Alcune settimane fa era stata “trasformata” una scritta che recitava “Anti fascisti sempre”. La correzione in nero, fatta da mani anonime, aveva reso il graffito in “Fascisti sempre”.

Il segretario metropolitano del Partito Democratico, Mimmo Carretta, aveva denunciato quanto accaduto sui social e aveva chiesto l’intervento dell’amministrazione. Ma visto che nulla era stato fatto dalla sindaca Chiara Appendino, il servizio d’ordine del Pd aveva riscritto “anti” rivendicando l’azione antifascista.

Alcuni giorni fa nuovamente mani anonime avevano cancellato l’anti e la scritta è apparsa nuovamente come “fascisti sempre”.

Carretta ha quindi indetto una manifestazione, per domenica 3 giugno alle 10.30 nel sottopasso di corso Dogliotti, lato Molinette,”Non si cancella la storia”. Una mattinata con il Pd e i Giovani Democratici intorno al graffito. Probabilmente per riscrivere l’anti, in quest’occasione e pubblicamente.
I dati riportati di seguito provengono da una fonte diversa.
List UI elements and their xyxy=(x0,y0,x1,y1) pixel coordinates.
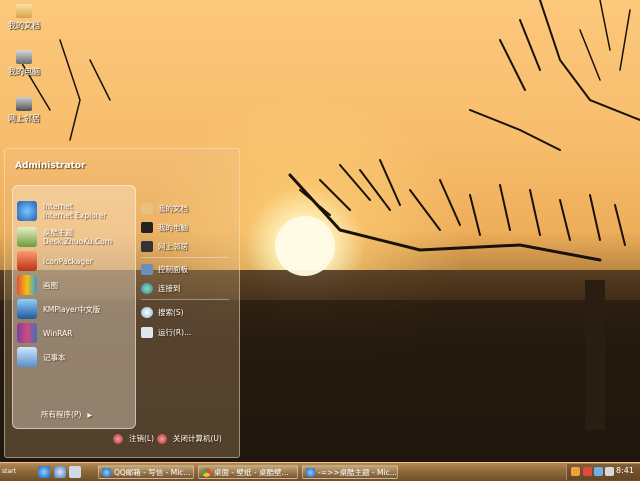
program-internet-explorer[interactable]: Internet Internet Explorer xyxy=(17,200,106,222)
iconpackager-icon xyxy=(17,251,37,271)
program-notepad[interactable]: 记事本 xyxy=(17,346,66,368)
clock: 8:41 xyxy=(616,466,634,475)
power-icon xyxy=(157,433,167,444)
menu-divider xyxy=(141,257,229,258)
my-documents-icon xyxy=(16,4,32,18)
right-link-run[interactable]: 运行(R)... xyxy=(141,325,191,339)
logoff-button[interactable]: 注销(L) xyxy=(113,433,154,444)
qq-penguin-icon[interactable] xyxy=(571,467,580,476)
desktop-icon-network[interactable]: 网上邻居 xyxy=(4,97,44,124)
network-icon xyxy=(16,97,32,111)
task-zhuoku-theme[interactable]: -=>>桌酷主题 - Mic... xyxy=(302,465,398,479)
right-link-search[interactable]: 搜索(S) xyxy=(141,305,184,319)
program-zhuoku[interactable]: 桌酷主题 Desk.ZhuoKu.Com xyxy=(17,226,112,248)
shutdown-button[interactable]: 关闭计算机(U) xyxy=(157,433,222,444)
chrome-icon xyxy=(202,467,211,477)
arrow-right-icon: ▶ xyxy=(87,412,92,419)
desktop: 我的文档 我的电脑 网上邻居 Administrator Internet In… xyxy=(0,0,640,462)
internet-explorer-icon xyxy=(17,201,37,221)
start-button[interactable]: start xyxy=(2,465,30,479)
right-link-my-documents[interactable]: 我的文档 xyxy=(141,201,188,215)
quicklaunch-browser-icon[interactable] xyxy=(54,466,66,478)
winrar-icon xyxy=(17,323,37,343)
tray-app-icon[interactable] xyxy=(583,467,592,476)
start-menu: Administrator Internet Internet Explorer… xyxy=(4,148,240,458)
connect-to-icon xyxy=(141,282,153,294)
paint-icon xyxy=(17,275,37,295)
right-link-connect-to[interactable]: 连接到 xyxy=(141,281,181,295)
right-link-network-places[interactable]: 网上邻居 xyxy=(141,239,188,253)
program-kmplayer[interactable]: KMPlayer中文版 xyxy=(17,298,100,320)
taskbar: start QQ邮箱 - 写信 - Mic... 桌面 - 壁纸 - 桌酷壁..… xyxy=(0,462,640,481)
ie-icon xyxy=(102,467,111,477)
quicklaunch-desktop-icon[interactable] xyxy=(69,466,81,478)
program-iconpackager[interactable]: IconPackager xyxy=(17,250,93,272)
right-link-control-panel[interactable]: 控制面板 xyxy=(141,262,188,276)
logoff-icon xyxy=(113,433,123,444)
zhuoku-icon xyxy=(17,227,37,247)
search-icon xyxy=(141,306,153,318)
user-name: Administrator xyxy=(15,161,86,171)
program-paint[interactable]: 画图 xyxy=(17,274,58,296)
pinned-programs-panel: Internet Internet Explorer 桌酷主题 Desk.Zhu… xyxy=(12,185,136,429)
network-places-icon xyxy=(141,240,153,252)
all-programs-button[interactable]: 所有程序(P) ▶ xyxy=(41,409,92,420)
run-icon xyxy=(141,326,153,338)
quicklaunch-ie-icon[interactable] xyxy=(38,466,50,478)
notepad-icon xyxy=(17,347,37,367)
kmplayer-icon xyxy=(17,299,37,319)
ie-icon xyxy=(306,467,315,477)
program-winrar[interactable]: WinRAR xyxy=(17,322,72,344)
right-link-my-computer[interactable]: 我的电脑 xyxy=(141,220,188,234)
network-tray-icon[interactable] xyxy=(594,467,603,476)
documents-icon xyxy=(141,202,153,214)
computer-icon xyxy=(141,221,153,233)
my-computer-icon xyxy=(16,50,32,64)
volume-icon[interactable] xyxy=(605,467,614,476)
desktop-icon-my-computer[interactable]: 我的电脑 xyxy=(4,50,44,77)
desktop-icon-my-documents[interactable]: 我的文档 xyxy=(4,4,44,31)
control-panel-icon xyxy=(141,263,153,275)
task-wallpaper[interactable]: 桌面 - 壁纸 - 桌酷壁... xyxy=(198,465,298,479)
task-qq-mail[interactable]: QQ邮箱 - 写信 - Mic... xyxy=(98,465,194,479)
menu-divider xyxy=(141,299,229,300)
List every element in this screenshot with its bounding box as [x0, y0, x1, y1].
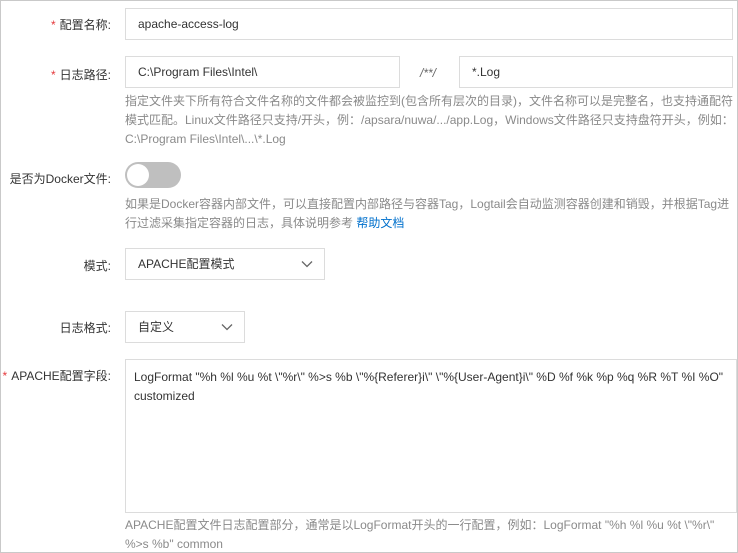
- apache-field-help: APACHE配置文件日志配置部分，通常是以LogFormat开头的一行配置，例如…: [125, 518, 715, 551]
- log-format-select[interactable]: 自定义: [125, 311, 245, 343]
- chevron-down-icon: [221, 324, 233, 331]
- required-asterisk: *: [2, 369, 8, 383]
- log-format-select-value: 自定义: [138, 320, 175, 334]
- form-panel: * 配置名称: apache-access-log * 日志路径: C:\Progr…: [0, 0, 738, 553]
- apache-field-textarea[interactable]: LogFormat "%h %l %u %t \"%r\" %>s %b \"%…: [125, 359, 737, 513]
- help-doc-link[interactable]: 帮助文档: [356, 216, 404, 230]
- log-path-dir-input[interactable]: C:\Program Files\Intel\: [125, 56, 400, 88]
- path-separator: /**/: [420, 66, 437, 80]
- required-asterisk: *: [50, 68, 56, 82]
- toggle-knob: [127, 164, 149, 186]
- chevron-down-icon: [301, 261, 313, 268]
- apache-field-label: * APACHE配置字段:: [2, 369, 111, 383]
- log-path-help: 指定文件夹下所有符合文件名称的文件都会被监控到(包含所有层次的目录)，文件名称可…: [125, 94, 734, 146]
- config-name-input[interactable]: apache-access-log: [125, 8, 733, 40]
- log-format-label: 日志格式:: [59, 321, 111, 335]
- docker-label: 是否为Docker文件:: [9, 172, 111, 186]
- config-name-label: * 配置名称:: [50, 18, 111, 32]
- docker-toggle[interactable]: [125, 162, 181, 188]
- log-path-label: * 日志路径:: [50, 68, 111, 82]
- docker-help: 如果是Docker容器内部文件，可以直接配置内部路径与容器Tag，Logtail…: [125, 197, 730, 230]
- required-asterisk: *: [50, 18, 56, 32]
- mode-select-value: APACHE配置模式: [138, 257, 235, 271]
- mode-label: 模式:: [83, 259, 111, 273]
- mode-select[interactable]: APACHE配置模式: [125, 248, 325, 280]
- log-path-file-input[interactable]: *.Log: [459, 56, 733, 88]
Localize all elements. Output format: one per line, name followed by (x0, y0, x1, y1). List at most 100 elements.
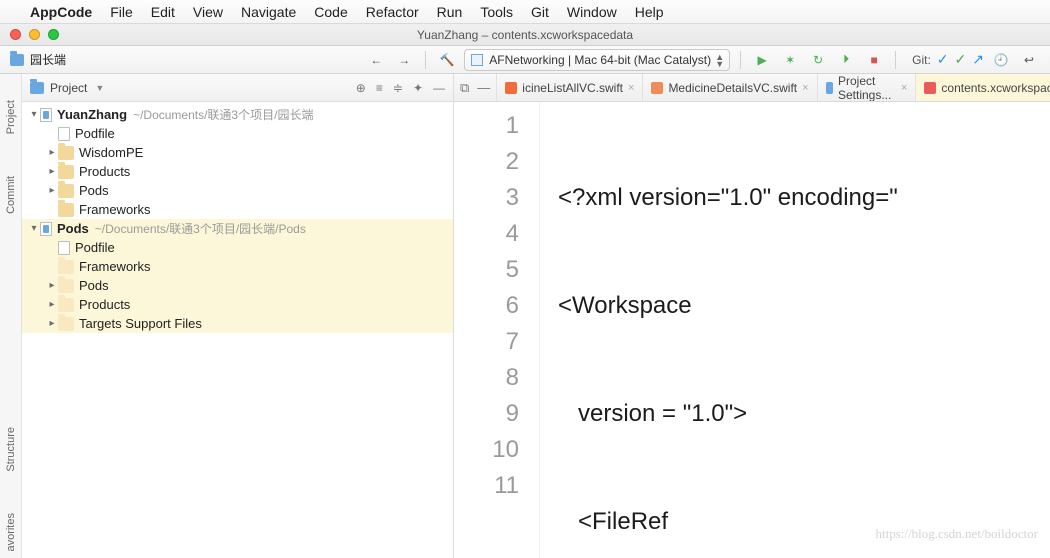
scheme-label: AFNetworking | Mac 64-bit (Mac Catalyst) (489, 53, 711, 67)
tree-item[interactable]: ▸Frameworks (22, 200, 453, 219)
project-panel-header: Project ▼ ⊕ ≡ ≑ ✦ — (22, 74, 453, 102)
editor-tab[interactable]: Project Settings...× (818, 74, 917, 101)
folder-icon (58, 203, 74, 217)
xcworkspace-icon (924, 82, 936, 94)
gutter-icon[interactable]: — (477, 80, 490, 95)
hide-panel-icon[interactable]: — (433, 81, 445, 95)
code-editor[interactable]: 1234567891011 <?xml version="1.0" encodi… (454, 102, 1050, 558)
panel-title[interactable]: Project (50, 81, 87, 95)
tree-item[interactable]: ▸Targets Support Files (22, 314, 453, 333)
file-icon (58, 127, 70, 141)
chevron-right-icon[interactable]: ▸ (46, 166, 58, 177)
swift-icon (505, 82, 517, 94)
chevron-down-icon[interactable]: ▾ (28, 223, 40, 234)
project-tree[interactable]: ▾ YuanZhang ~/Documents/联通3个项目/园长端 ▸Podf… (22, 102, 453, 558)
menubar-navigate[interactable]: Navigate (241, 4, 296, 20)
stripe-commit[interactable]: Commit (3, 170, 19, 220)
stripe-structure[interactable]: Structure (3, 421, 19, 478)
close-icon[interactable]: × (802, 82, 808, 94)
menubar-file[interactable]: File (110, 4, 133, 20)
menubar-help[interactable]: Help (635, 4, 664, 20)
tree-path: ~/Documents/联通3个项目/园长端/Pods (95, 220, 306, 237)
menubar-code[interactable]: Code (314, 4, 347, 20)
chevron-updown-icon: ▲▼ (715, 54, 724, 68)
chevron-down-icon[interactable]: ▾ (28, 109, 40, 120)
debug-button[interactable]: ✶ (779, 49, 801, 71)
breadcrumb-label: 园长端 (30, 51, 66, 68)
tool-window-stripe: Project Commit Structure avorites (0, 74, 22, 558)
separator (740, 51, 741, 69)
menubar-edit[interactable]: Edit (151, 4, 175, 20)
zoom-window-button[interactable] (48, 29, 59, 40)
settings-icon[interactable]: ✦ (413, 81, 423, 95)
mac-menubar: AppCode File Edit View Navigate Code Ref… (0, 0, 1050, 24)
tree-item[interactable]: ▸Products (22, 295, 453, 314)
menubar-view[interactable]: View (193, 4, 223, 20)
menubar-window[interactable]: Window (567, 4, 617, 20)
chevron-right-icon[interactable]: ▸ (46, 280, 58, 291)
profile-button[interactable]: ⏵ (835, 49, 857, 71)
tree-item[interactable]: ▸Podfile (22, 238, 453, 257)
chevron-right-icon[interactable]: ▸ (46, 318, 58, 329)
editor-tab[interactable]: icineListAllVC.swift× (497, 74, 643, 101)
nav-fwd-button[interactable]: → (393, 49, 415, 71)
git-push-button[interactable]: ↗ (972, 51, 984, 68)
expand-icon[interactable]: ≡ (376, 81, 383, 95)
separator (895, 51, 896, 69)
chevron-right-icon[interactable]: ▸ (46, 185, 58, 196)
tree-label: Pods (57, 221, 89, 236)
tree-item[interactable]: ▸Pods (22, 181, 453, 200)
file-icon (58, 241, 70, 255)
folder-icon (58, 298, 74, 312)
tree-root[interactable]: ▾ YuanZhang ~/Documents/联通3个项目/园长端 (22, 105, 453, 124)
git-update-button[interactable]: ✓ (937, 51, 949, 68)
tree-root[interactable]: ▾ Pods ~/Documents/联通3个项目/园长端/Pods (22, 219, 453, 238)
gutter-icon[interactable]: ⧉ (460, 80, 469, 96)
stop-button[interactable]: ■ (863, 49, 885, 71)
breadcrumb[interactable]: 园长端 (0, 51, 76, 68)
menubar-refactor[interactable]: Refactor (366, 4, 419, 20)
close-icon[interactable]: × (628, 82, 634, 94)
folder-icon (58, 260, 74, 274)
run-scheme-selector[interactable]: AFNetworking | Mac 64-bit (Mac Catalyst)… (464, 49, 730, 71)
chevron-right-icon[interactable]: ▸ (46, 147, 58, 158)
tree-item[interactable]: ▸Pods (22, 276, 453, 295)
chevron-right-icon[interactable]: ▸ (46, 299, 58, 310)
menubar-git[interactable]: Git (531, 4, 549, 20)
locate-icon[interactable]: ⊕ (356, 81, 366, 95)
editor-tab[interactable]: MedicineDetailsVC.swift× (643, 74, 817, 101)
folder-icon (30, 82, 44, 94)
git-label: Git: (912, 53, 931, 67)
menubar-tools[interactable]: Tools (480, 4, 513, 20)
project-settings-icon (826, 82, 833, 94)
git-commit-button[interactable]: ✓ (955, 51, 967, 68)
close-window-button[interactable] (10, 29, 21, 40)
stripe-favorites[interactable]: avorites (3, 507, 19, 558)
code-content[interactable]: <?xml version="1.0" encoding=" <Workspac… (540, 102, 1050, 558)
chevron-down-icon[interactable]: ▼ (95, 83, 104, 93)
close-icon[interactable]: × (901, 82, 907, 94)
nav-back-button[interactable]: ← (365, 49, 387, 71)
folder-icon (58, 165, 74, 179)
menubar-run[interactable]: Run (437, 4, 463, 20)
editor-tab-active[interactable]: contents.xcworkspacedata (916, 74, 1050, 101)
run-button[interactable]: ▶ (751, 49, 773, 71)
tree-item[interactable]: ▸Products (22, 162, 453, 181)
window-titlebar: YuanZhang – contents.xcworkspacedata (0, 24, 1050, 46)
tree-item[interactable]: ▸WisdomPE (22, 143, 453, 162)
build-hammer-icon[interactable]: 🔨 (436, 49, 458, 71)
separator (425, 51, 426, 69)
minimize-window-button[interactable] (29, 29, 40, 40)
stripe-project[interactable]: Project (2, 94, 20, 140)
collapse-icon[interactable]: ≑ (393, 81, 403, 95)
folder-icon (58, 184, 74, 198)
tree-label: YuanZhang (57, 107, 127, 122)
tree-item[interactable]: ▸Podfile (22, 124, 453, 143)
swift-icon (651, 82, 663, 94)
git-history-button[interactable]: 🕘 (990, 49, 1012, 71)
git-rollback-button[interactable]: ↩ (1018, 49, 1040, 71)
tree-item[interactable]: ▸Frameworks (22, 257, 453, 276)
coverage-button[interactable]: ↻ (807, 49, 829, 71)
editor: ⧉ — icineListAllVC.swift× MedicineDetail… (454, 74, 1050, 558)
menubar-app[interactable]: AppCode (30, 4, 92, 20)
Come detto ora sulla vicenda interviene CasaPound, con il suo segretario regionale Marco Racca (nella foto insieme al candidato premier di CPI Simone Di Stefano), che negli ultimi mesi con Mimmo Carretta si scambiano accese battute. Un botta e risposta, soprattutto dopo che l’esponente Dem è riuscito a far votare una mozione in cui il Comune di Torino dovrà introdurre dei suoi regolamenti per la concessione di sale e piazze una clausola con cui chi vuole usufruire di questi spazi afferma di condividere i valori antifascisti della Costituzione.

Spiega Racca: «I centri sociali, in concomitanza con il 25 aprile avevano fatto questa scritta gigantesca in corso Dogliotti, che è vicino alla nostra sede, praticamente a duecento metri dall’Asso di Bastoni».

«Qualcuno quindi cancella la scritta “anti” e rimane solo “fascisti” e così Carretta e il servizio d’ordine va a riscrivere, facendo anche un comunicato. Ecco. Quello che dico io è: “è reato scrivere sui muri? Sì e allora come fa Carretta a scrivere impunito sui muri dichiarandolo? In più fa la manifestazione per riscriverla», conclude Marco Racca.